The most important non-financial performance indicators must also be disclosed. All of this is well in line with the provisions of GAS 20 on the group management report that have come into force. There, disclosures on management-relevant financial and non-financial KPIs as well as forecasting, quantification of risks or the requirement for more detailed segment information have been significantly expanded. Companies are therefore well advised to synchronize their reporting between the sustainability report and the management report. Integrated reporting companies benefit from the fact that the draft law enables them to refer from the non-financial (group) statement to information in the (group) management report without having to report twice. Comprehensible criticism: It does not really fit with this that the annual financial statements and the non-financial report may be presented separately. Here it is to be expected that companies will synchronize these reporting elements out of their own interest.

Am I on the safe side with GRI or DNK?

To meet their new obligation, companies can rely on proven frameworks and standards such as the “GRI Sustainability Reporting Standards” or also “G4” (each Global Reporting Initiative) as well as the DNK (German Sustainability Code). Of course, the minimum content required by law must be covered. In addition, it must be explained which framework was used.

An expert opinion commissioned by the DNK points out that it may be helpful for users if the DNK clarifies that “when reporting on the basis of the DNK – especially for companies affected by the CSR Directive – the following information is published in the disclosures on criteria 11-20: Company’s approach to the respective criterion, including the due diligence processes applied, the outcome of this approach, the material risks related to the criteria and how these risks are managed.” The DNK has already presented a reconciliation on this at an early stage. The EU Commission is also currently developing non-binding guidelines on reporting practice methods, but their publication has also been delayed and they are due to be presented in spring 2017.

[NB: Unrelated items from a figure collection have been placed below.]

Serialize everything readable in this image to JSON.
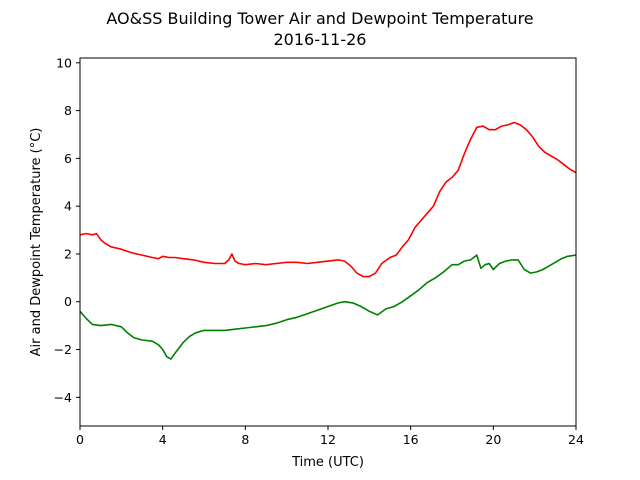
{
  "chart_data": {
    "type": "line",
    "title": "AO&SS Building Tower Air and Dewpoint Temperature",
    "subtitle": "2016-11-26",
    "xlabel": "Time (UTC)",
    "ylabel": "Air and Dewpoint Temperature (°C)",
    "xlim": [
      0,
      24
    ],
    "ylim": [
      -5.2,
      10.2
    ],
    "xticks": [
      0,
      4,
      8,
      12,
      16,
      20,
      24
    ],
    "yticks": [
      -4,
      -2,
      0,
      2,
      4,
      6,
      8,
      10
    ],
    "grid": false,
    "legend": "none",
    "series": [
      {
        "color": "#ff0000",
        "x": [
          0,
          0.3,
          0.6,
          0.8,
          1.0,
          1.2,
          1.5,
          2.0,
          2.5,
          3.0,
          3.5,
          3.8,
          4.0,
          4.3,
          4.6,
          5.0,
          5.5,
          6.0,
          6.5,
          7.0,
          7.2,
          7.35,
          7.5,
          7.7,
          8.0,
          8.5,
          9.0,
          9.5,
          10.0,
          10.5,
          11.0,
          11.5,
          12.0,
          12.5,
          12.8,
          13.1,
          13.4,
          13.7,
          14.0,
          14.3,
          14.6,
          15.0,
          15.3,
          15.6,
          15.9,
          16.2,
          16.5,
          16.8,
          17.1,
          17.4,
          17.7,
          18.0,
          18.3,
          18.6,
          18.9,
          19.2,
          19.5,
          19.8,
          20.1,
          20.4,
          20.7,
          21.0,
          21.3,
          21.6,
          21.9,
          22.2,
          22.5,
          22.8,
          23.1,
          23.4,
          23.7,
          24.0
        ],
        "values": [
          2.8,
          2.85,
          2.8,
          2.85,
          2.6,
          2.45,
          2.3,
          2.2,
          2.05,
          1.95,
          1.85,
          1.8,
          1.9,
          1.85,
          1.85,
          1.8,
          1.75,
          1.65,
          1.6,
          1.6,
          1.75,
          2.0,
          1.7,
          1.6,
          1.55,
          1.6,
          1.55,
          1.6,
          1.65,
          1.65,
          1.6,
          1.65,
          1.7,
          1.75,
          1.7,
          1.5,
          1.2,
          1.05,
          1.05,
          1.2,
          1.6,
          1.85,
          1.95,
          2.3,
          2.6,
          3.1,
          3.4,
          3.7,
          4.0,
          4.6,
          5.0,
          5.2,
          5.5,
          6.2,
          6.8,
          7.3,
          7.35,
          7.2,
          7.2,
          7.35,
          7.4,
          7.5,
          7.4,
          7.2,
          6.9,
          6.5,
          6.25,
          6.1,
          5.95,
          5.75,
          5.55,
          5.4
        ]
      },
      {
        "color": "#008000",
        "x": [
          0,
          0.3,
          0.6,
          1.0,
          1.5,
          2.0,
          2.3,
          2.6,
          3.0,
          3.5,
          3.8,
          4.0,
          4.2,
          4.4,
          4.6,
          5.0,
          5.3,
          5.6,
          6.0,
          6.5,
          7.0,
          7.5,
          8.0,
          8.5,
          9.0,
          9.5,
          10.0,
          10.5,
          11.0,
          11.5,
          12.0,
          12.5,
          12.8,
          13.2,
          13.6,
          14.0,
          14.4,
          14.8,
          15.2,
          15.6,
          16.0,
          16.4,
          16.8,
          17.2,
          17.6,
          18.0,
          18.3,
          18.6,
          18.9,
          19.2,
          19.4,
          19.6,
          19.8,
          20.0,
          20.3,
          20.6,
          20.9,
          21.2,
          21.5,
          21.8,
          22.1,
          22.4,
          22.7,
          23.0,
          23.3,
          23.6,
          24.0
        ],
        "values": [
          -0.4,
          -0.7,
          -0.95,
          -1.0,
          -0.95,
          -1.05,
          -1.3,
          -1.5,
          -1.6,
          -1.65,
          -1.8,
          -2.0,
          -2.3,
          -2.4,
          -2.15,
          -1.7,
          -1.45,
          -1.3,
          -1.2,
          -1.2,
          -1.2,
          -1.15,
          -1.1,
          -1.05,
          -1.0,
          -0.9,
          -0.75,
          -0.65,
          -0.5,
          -0.35,
          -0.2,
          -0.05,
          0.0,
          -0.05,
          -0.2,
          -0.4,
          -0.55,
          -0.3,
          -0.2,
          0.0,
          0.25,
          0.5,
          0.8,
          1.0,
          1.25,
          1.55,
          1.55,
          1.7,
          1.75,
          1.95,
          1.4,
          1.55,
          1.6,
          1.35,
          1.6,
          1.7,
          1.75,
          1.75,
          1.35,
          1.2,
          1.25,
          1.35,
          1.5,
          1.65,
          1.8,
          1.9,
          1.95
        ]
      }
    ]
  }
}
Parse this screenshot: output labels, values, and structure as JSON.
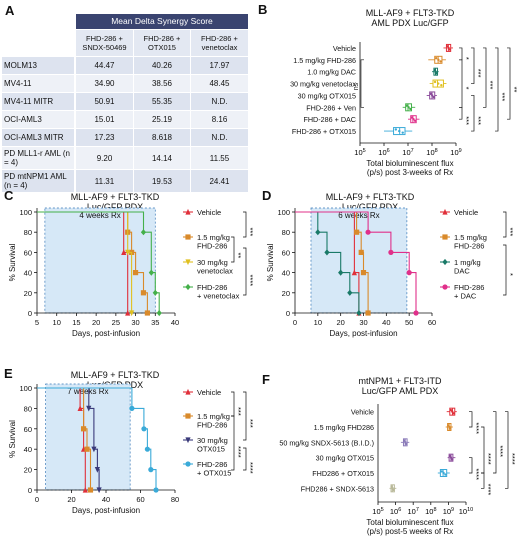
{
  "panels": {
    "A": {
      "letter": "A",
      "header": "Mean Delta Synergy Score",
      "columns": [
        "FHD-286 + SNDX-50469",
        "FHD-286 + OTX015",
        "FHD-286 + venetoclax"
      ],
      "rows": [
        {
          "label": "MOLM13",
          "values": [
            "44.47",
            "40.26",
            "17.97"
          ]
        },
        {
          "label": "MV4-11",
          "values": [
            "34.90",
            "38.56",
            "48.45"
          ]
        },
        {
          "label": "MV4-11 MITR",
          "values": [
            "50.91",
            "55.35",
            "N.D."
          ]
        },
        {
          "label": "OCI-AML3",
          "values": [
            "15.01",
            "25.19",
            "8.16"
          ]
        },
        {
          "label": "OCI-AML3 MITR",
          "values": [
            "17.23",
            "8.618",
            "N.D."
          ]
        },
        {
          "label": "PD MLL1-r AML (n = 4)",
          "values": [
            "9.20",
            "14.14",
            "11.55"
          ]
        },
        {
          "label": "PD mtNPM1 AML (n = 4)",
          "values": [
            "11.31",
            "19.53",
            "24.41"
          ]
        }
      ]
    }
  },
  "chart_data": [
    {
      "panel": "B",
      "type": "box",
      "title": "MLL-AF9 + FLT3-TKD AML PDX Luc/GFP",
      "xlabel": "Total bioluminescent flux (p/s) post 3-weeks of Rx",
      "x_scale": "log",
      "xlim": [
        100000,
        1000000000
      ],
      "x_ticks": [
        "10^5",
        "10^6",
        "10^7",
        "10^8",
        "10^9"
      ],
      "groups": [
        {
          "name": "Vehicle",
          "color": "#e0303a",
          "min": 300000000,
          "q1": 400000000,
          "median": 480000000,
          "q3": 600000000,
          "max": 750000000
        },
        {
          "name": "1.5 mg/kg FHD-286",
          "color": "#d98a2b",
          "min": 70000000,
          "q1": 130000000,
          "median": 180000000,
          "q3": 260000000,
          "max": 380000000
        },
        {
          "name": "1.0 mg/kg DAC",
          "color": "#1a7a68",
          "min": 100000000,
          "q1": 120000000,
          "median": 140000000,
          "q3": 170000000,
          "max": 190000000
        },
        {
          "name": "30 mg/kg venetoclax",
          "color": "#e0c020",
          "min": 80000000,
          "q1": 110000000,
          "median": 170000000,
          "q3": 300000000,
          "max": 400000000
        },
        {
          "name": "30 mg/kg OTX015",
          "color": "#8a4a9a",
          "min": 60000000,
          "q1": 80000000,
          "median": 100000000,
          "q3": 130000000,
          "max": 160000000
        },
        {
          "name": "FHD-286 + Ven",
          "color": "#44b04a",
          "min": 6000000,
          "q1": 8000000,
          "median": 10000000,
          "q3": 14000000,
          "max": 20000000
        },
        {
          "name": "FHD-286 + DAC",
          "color": "#e0308a",
          "min": 10000000,
          "q1": 13000000,
          "median": 16000000,
          "q3": 22000000,
          "max": 30000000
        },
        {
          "name": "FHD-286 + OTX015",
          "color": "#3aaad8",
          "min": 1000000,
          "q1": 2500000,
          "median": 4500000,
          "q3": 7500000,
          "max": 15000000
        }
      ],
      "significance": [
        "*",
        "***",
        "***",
        "***",
        "*",
        "***",
        "**",
        "ns",
        "***"
      ]
    },
    {
      "panel": "C",
      "type": "survival",
      "title": "MLL-AF9 + FLT3-TKD Luc/GFP PDX",
      "xlabel": "Days, post-infusion",
      "ylabel": "% Survival",
      "xlim": [
        5,
        40
      ],
      "ylim": [
        0,
        100
      ],
      "x_ticks": [
        5,
        10,
        15,
        20,
        25,
        30,
        35,
        40
      ],
      "y_ticks": [
        0,
        20,
        40,
        60,
        80,
        100
      ],
      "treatment_label": "4 weeks Rx",
      "treatment_range": [
        7,
        35
      ],
      "series": [
        {
          "name": "Vehicle",
          "color": "#e0303a",
          "marker": "triangle",
          "points": [
            [
              5,
              100
            ],
            [
              27,
              100
            ],
            [
              27,
              60
            ],
            [
              28,
              60
            ],
            [
              28,
              0
            ]
          ]
        },
        {
          "name": "1.5 mg/kg FHD-286",
          "color": "#d98a2b",
          "marker": "square",
          "points": [
            [
              5,
              100
            ],
            [
              28,
              100
            ],
            [
              28,
              80
            ],
            [
              29,
              80
            ],
            [
              29,
              60
            ],
            [
              30,
              60
            ],
            [
              30,
              40
            ],
            [
              32,
              40
            ],
            [
              32,
              20
            ],
            [
              33,
              20
            ],
            [
              33,
              0
            ]
          ]
        },
        {
          "name": "30 mg/kg venetoclax",
          "color": "#e0c020",
          "marker": "triangle-down",
          "points": [
            [
              5,
              100
            ],
            [
              28,
              100
            ],
            [
              28,
              60
            ],
            [
              29,
              60
            ],
            [
              29,
              0
            ]
          ]
        },
        {
          "name": "FHD-286 + venetoclax",
          "color": "#44b04a",
          "marker": "diamond",
          "points": [
            [
              5,
              100
            ],
            [
              32,
              100
            ],
            [
              32,
              80
            ],
            [
              34,
              80
            ],
            [
              34,
              40
            ],
            [
              35,
              40
            ],
            [
              35,
              20
            ],
            [
              36,
              20
            ],
            [
              36,
              0
            ]
          ]
        }
      ],
      "significance": [
        "***",
        "***",
        "**",
        "****"
      ]
    },
    {
      "panel": "D",
      "type": "survival",
      "title": "MLL-AF9 + FLT3-TKD Luc/GFP PDX",
      "xlabel": "Days, post-infusion",
      "ylabel": "% Survival",
      "xlim": [
        0,
        60
      ],
      "ylim": [
        0,
        100
      ],
      "x_ticks": [
        0,
        10,
        20,
        30,
        40,
        50,
        60
      ],
      "y_ticks": [
        0,
        20,
        40,
        60,
        80,
        100
      ],
      "treatment_label": "6 weeks Rx",
      "treatment_range": [
        7,
        49
      ],
      "series": [
        {
          "name": "Vehicle",
          "color": "#e0303a",
          "marker": "triangle",
          "points": [
            [
              0,
              100
            ],
            [
              26,
              100
            ],
            [
              26,
              40
            ],
            [
              28,
              40
            ],
            [
              28,
              0
            ]
          ]
        },
        {
          "name": "1.5 mg/kg FHD-286",
          "color": "#d98a2b",
          "marker": "square",
          "points": [
            [
              0,
              100
            ],
            [
              27,
              100
            ],
            [
              27,
              80
            ],
            [
              29,
              80
            ],
            [
              29,
              60
            ],
            [
              30,
              60
            ],
            [
              30,
              40
            ],
            [
              32,
              40
            ],
            [
              32,
              0
            ]
          ]
        },
        {
          "name": "1 mg/kg DAC",
          "color": "#1a7a68",
          "marker": "diamond",
          "points": [
            [
              0,
              100
            ],
            [
              10,
              100
            ],
            [
              10,
              80
            ],
            [
              14,
              80
            ],
            [
              14,
              60
            ],
            [
              20,
              60
            ],
            [
              20,
              40
            ],
            [
              24,
              40
            ],
            [
              24,
              20
            ],
            [
              28,
              20
            ],
            [
              28,
              0
            ]
          ]
        },
        {
          "name": "FHD-286 + DAC",
          "color": "#e0308a",
          "marker": "circle",
          "points": [
            [
              0,
              100
            ],
            [
              32,
              100
            ],
            [
              32,
              80
            ],
            [
              42,
              80
            ],
            [
              42,
              60
            ],
            [
              50,
              60
            ],
            [
              50,
              40
            ],
            [
              53,
              40
            ],
            [
              53,
              0
            ]
          ]
        }
      ],
      "significance": [
        "***",
        "**",
        "*"
      ]
    },
    {
      "panel": "E",
      "type": "survival",
      "title": "MLL-AF9 + FLT3-TKD Luc/GFP PDX",
      "xlabel": "Days, post-infusion",
      "ylabel": "% Survival",
      "xlim": [
        0,
        80
      ],
      "ylim": [
        0,
        100
      ],
      "x_ticks": [
        0,
        20,
        40,
        60,
        80
      ],
      "y_ticks": [
        0,
        20,
        40,
        60,
        80,
        100
      ],
      "treatment_label": "7 weeks Rx",
      "treatment_range": [
        5,
        54
      ],
      "series": [
        {
          "name": "Vehicle",
          "color": "#e0303a",
          "marker": "triangle",
          "points": [
            [
              0,
              100
            ],
            [
              25,
              100
            ],
            [
              25,
              80
            ],
            [
              27,
              80
            ],
            [
              27,
              40
            ],
            [
              28,
              40
            ],
            [
              28,
              0
            ]
          ]
        },
        {
          "name": "1.5 mg/kg FHD-286",
          "color": "#d98a2b",
          "marker": "square",
          "points": [
            [
              0,
              100
            ],
            [
              27,
              100
            ],
            [
              27,
              60
            ],
            [
              29,
              60
            ],
            [
              29,
              40
            ],
            [
              31,
              40
            ],
            [
              31,
              0
            ]
          ]
        },
        {
          "name": "30 mg/kg OTX015",
          "color": "#3a3a7a",
          "marker": "triangle-down",
          "points": [
            [
              0,
              100
            ],
            [
              30,
              100
            ],
            [
              30,
              80
            ],
            [
              33,
              80
            ],
            [
              33,
              40
            ],
            [
              35,
              40
            ],
            [
              35,
              20
            ],
            [
              36,
              20
            ],
            [
              36,
              0
            ]
          ]
        },
        {
          "name": "FHD-286 + OTX015",
          "color": "#3aaad8",
          "marker": "circle",
          "points": [
            [
              0,
              100
            ],
            [
              55,
              100
            ],
            [
              55,
              80
            ],
            [
              62,
              80
            ],
            [
              62,
              60
            ],
            [
              64,
              60
            ],
            [
              64,
              40
            ],
            [
              66,
              40
            ],
            [
              66,
              20
            ],
            [
              69,
              20
            ],
            [
              69,
              0
            ]
          ]
        }
      ],
      "significance": [
        "***",
        "***",
        "****",
        "****"
      ]
    },
    {
      "panel": "F",
      "type": "box",
      "title": "mtNPM1 + FLT3-ITD Luc/GFP AML PDX",
      "xlabel": "Total bioluminescent flux (p/s) post-5 weeks of Rx",
      "x_scale": "log",
      "xlim": [
        100000,
        10000000000
      ],
      "x_ticks": [
        "10^5",
        "10^6",
        "10^7",
        "10^8",
        "10^9",
        "10^10"
      ],
      "groups": [
        {
          "name": "Vehicle",
          "color": "#e0303a",
          "min": 800000000,
          "q1": 1200000000,
          "median": 1700000000,
          "q3": 2300000000,
          "max": 3000000000
        },
        {
          "name": "1.5 mg/kg FHD286",
          "color": "#d98a2b",
          "min": 700000000,
          "q1": 900000000,
          "median": 1100000000,
          "q3": 1400000000,
          "max": 1800000000
        },
        {
          "name": "50 mg/kg SNDX-5613 (B.I.D.)",
          "color": "#8a7ab8",
          "min": 2000000,
          "q1": 2800000,
          "median": 3500000,
          "q3": 4500000,
          "max": 6000000
        },
        {
          "name": "30 mg/kg OTX015",
          "color": "#8a4a9a",
          "min": 900000000,
          "q1": 1100000000,
          "median": 1400000000,
          "q3": 1800000000,
          "max": 2500000000
        },
        {
          "name": "FHD286 + OTX015",
          "color": "#3aaad8",
          "min": 250000000,
          "q1": 350000000,
          "median": 500000000,
          "q3": 800000000,
          "max": 1200000000
        },
        {
          "name": "FHD286 + SNDX-5613",
          "color": "#b8b898",
          "min": 450000,
          "q1": 550000,
          "median": 650000,
          "q3": 850000,
          "max": 1100000
        }
      ],
      "significance": [
        "****",
        "****",
        "****",
        "****",
        "****",
        "****"
      ]
    }
  ]
}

Do I have to report as part of a stand-alone sustainability report?

No, the EU Directive allows companies to fulfill their reporting obligations as part of the management report. In purely practical terms, this also fulfills the requirements of GAS20. In addition, obligated companies can also integrate their sustainability reporting into the general section of the annual report.

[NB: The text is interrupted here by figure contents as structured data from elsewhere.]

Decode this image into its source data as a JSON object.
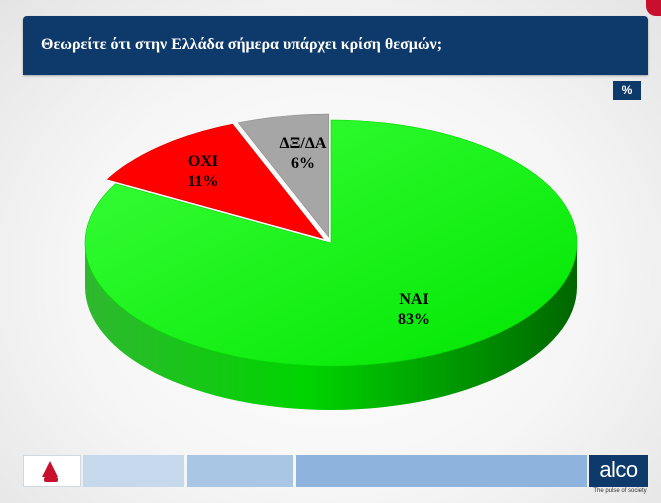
{
  "header": {
    "title": "Θεωρείτε ότι στην Ελλάδα σήμερα υπάρχει κρίση θεσμών;",
    "unit_badge": "%"
  },
  "colors": {
    "title_bar": "#0d3a6b",
    "yes": "#00ff00",
    "no": "#ff0000",
    "dont_know": "#a6a6a6"
  },
  "chart_data": {
    "type": "pie",
    "title": "Θεωρείτε ότι στην Ελλάδα σήμερα υπάρχει κρίση θεσμών;",
    "unit": "%",
    "style": "3d-exploded",
    "slices": [
      {
        "label": "ΝΑΙ",
        "value": 83,
        "value_label": "83%",
        "color": "#00ff00"
      },
      {
        "label": "ΟΧΙ",
        "value": 11,
        "value_label": "11%",
        "color": "#ff0000"
      },
      {
        "label": "ΔΞ/ΔΑ",
        "value": 6,
        "value_label": "6%",
        "color": "#a6a6a6"
      }
    ]
  },
  "footer": {
    "brand": "alco",
    "tagline": "The pulse of society",
    "channel_icon": "alpha-news-logo-icon"
  }
}
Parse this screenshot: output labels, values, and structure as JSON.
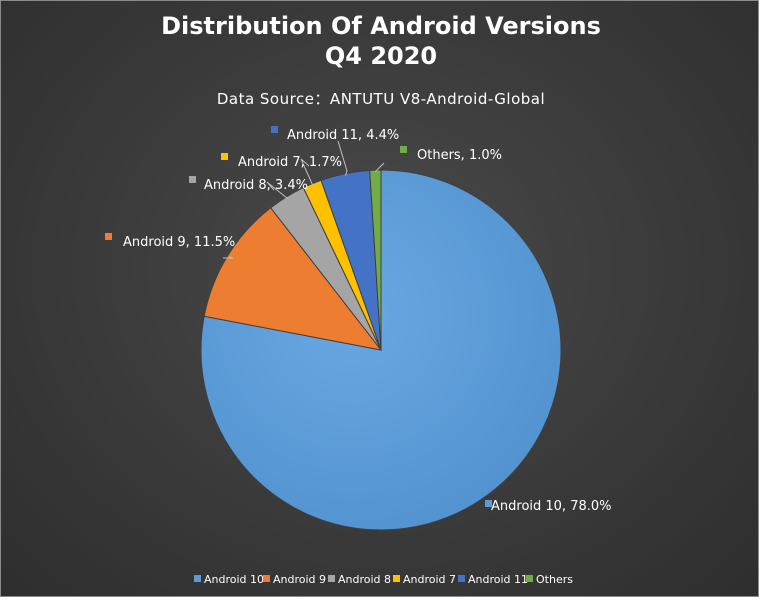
{
  "chart_data": {
    "type": "pie",
    "title_lines": [
      "Distribution Of Android Versions",
      "Q4 2020"
    ],
    "subtitle": "Data Source：ANTUTU V8-Android-Global",
    "categories": [
      "Android 10",
      "Android 9",
      "Android 8",
      "Android 7",
      "Android 11",
      "Others"
    ],
    "values": [
      78.0,
      11.5,
      3.4,
      1.7,
      4.4,
      1.0
    ],
    "value_unit": "%",
    "data_labels": [
      "Android 10, 78.0%",
      "Android 9, 11.5%",
      "Android 8, 3.4%",
      "Android 7, 1.7%",
      "Android 11, 4.4%",
      "Others, 1.0%"
    ],
    "colors": [
      "#5b9bd5",
      "#ed7d31",
      "#a5a5a5",
      "#ffc000",
      "#4472c4",
      "#70ad47"
    ],
    "legend_position": "bottom"
  }
}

What happens if companies do not report?

Anyone who violates the CSR Directive Implementation Act can be asked to pay a hefty fine. The existing provisions on penalties and fines will be expanded and the range of fines significantly increased. For example, in the future, a fine can be up to EUR 10 million or 5 percent of the corporation’s total annual turnover.

Our recommendations:

  • Familiarize yourself – if you have not already done so – with the “GRI Sustainability Reporting Standards”. (you can find some articles about GRI on our blog.) These are scalable in the new version for every company size and every application case and will bring your company safely into the target range of the CSR Directive. If your company already reports according to G4 of the GRI, you are also on the safe side.
  • Create a materiality analysis of the fields of action and impact dimensions of your business activity that are relevant for your company. On this basis, identify information gaps for the relevant non-financial topics.
  • Consistent application of the “Management Approach” is more complex than you might initially suspect. Keep in mind that wherever there is a lack of a strategic approach, this must be justified in the reporting (“comply or explain”).
  • Do not underestimate the time required for a preliminary stakeholder analysis. Without this, it is difficult to justify a plausible materiality approach.
  • If you are about to issue your first sustainability report, consider developing an (internal) test report. This gives you the opportunity to identify weaknesses in data and information gathering at an early stage. Then you can align the organization with the reporting requirements.